I am running a fixed effects regression with a panel dataset of roughly 7M rows. The objective is to measure the effect of some event on the outcome variable, Y, which represents the amount spent on a good, say alcohol, in a given week. I am controlling for Person and Week fixed effects and clustering standard errors also by Person and Week. The dataset is at the person-week level, and I am regressing Y against a set of 8 dummies which are equal to 1 if a given week is N weeks pre- or post-event.
The sample contains people that purchased the good once or more than once as well as people that never purchased it. The vast majority of the people in the sample, roughly ~600K, never purchased the good, while only about 1% of the people in the sample, roughly 6K, purchased it at least once over the period of interest.
Now, to make the panel slightly more balanced, I decided to drop 200K randomly selected people among those that never purchased the good. This way, the share of people that purchased the good at least once in the period rose to about 1.5%.

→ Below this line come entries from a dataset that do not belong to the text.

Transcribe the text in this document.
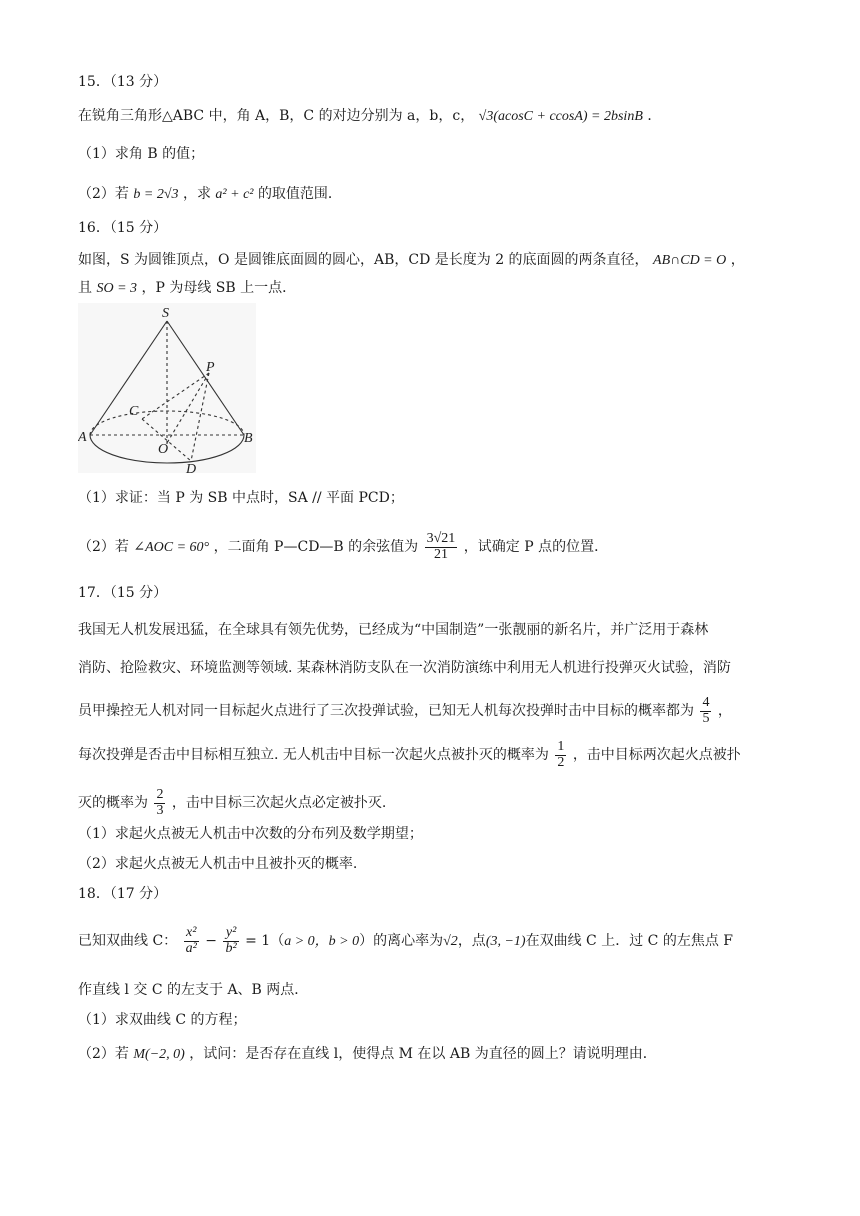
15．（13 分）
在锐角三角形△ABC 中，角 A，B，C 的对边分别为 a，b，c， √3(acosC + ccosA) = 2bsinB ．
（1）求角 B 的值；
（2）若 b = 2√3 ，求 a² + c² 的取值范围．
16．（15 分）
如图，S 为圆锥顶点，O 是圆锥底面圆的圆心，AB，CD 是长度为 2 的底面圆的两条直径， AB∩CD = O ，
且 SO = 3 ，P 为母线 SB 上一点．
S
P
C
A
O
B
D
（1）求证：当 P 为 SB 中点时，SA // 平面 PCD；
（2）若 ∠AOC = 60° ，二面角 P—CD—B 的余弦值为 $\frac{3√21}{21}$ ，试确定 P 点的位置．
17．（15 分）
我国无人机发展迅猛，在全球具有领先优势，已经成为“中国制造”一张靓丽的新名片，并广泛用于森林
消防、抢险救灾、环境监测等领域. 某森林消防支队在一次消防演练中利用无人机进行投弹灭火试验，消防
员甲操控无人机对同一目标起火点进行了三次投弹试验，已知无人机每次投弹时击中目标的概率都为 $\frac{4}{5}$ ，
每次投弹是否击中目标相互独立. 无人机击中目标一次起火点被扑灭的概率为 $\frac{1}{2}$ ，击中目标两次起火点被扑
灭的概率为 $\frac{2}{3}$ ，击中目标三次起火点必定被扑灭.
（1）求起火点被无人机击中次数的分布列及数学期望；
（2）求起火点被无人机击中且被扑灭的概率.
18．（17 分）
已知双曲线 C： $\frac{\text{x²}}{\text{a²}} - \frac{\text{y²}}{\text{b²}} = 1(a > 0$，b > 0）的离心率为√2，点(3, −1)在双曲线 C 上．过 C 的左焦点 F
作直线 l 交 C 的左支于 A、B 两点．
（1）求双曲线 C 的方程；
（2）若 M(−2, 0) ，试问：是否存在直线 l，使得点 M 在以 AB 为直径的圆上？请说明理由．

However, when I re-ran the regression, the standard errors were much, much larger than the ones in the original model (with the full sample). I am a bit puzzled because the sample is still pretty large, since it went from ~7M rows to about ~5M and other than the fact that the ratio of those that purchased the good to those that never did is slightly higher, the structure of the data was not altered.
Can anyone explain what is going on?
Any help would be much appreciated. Thanks!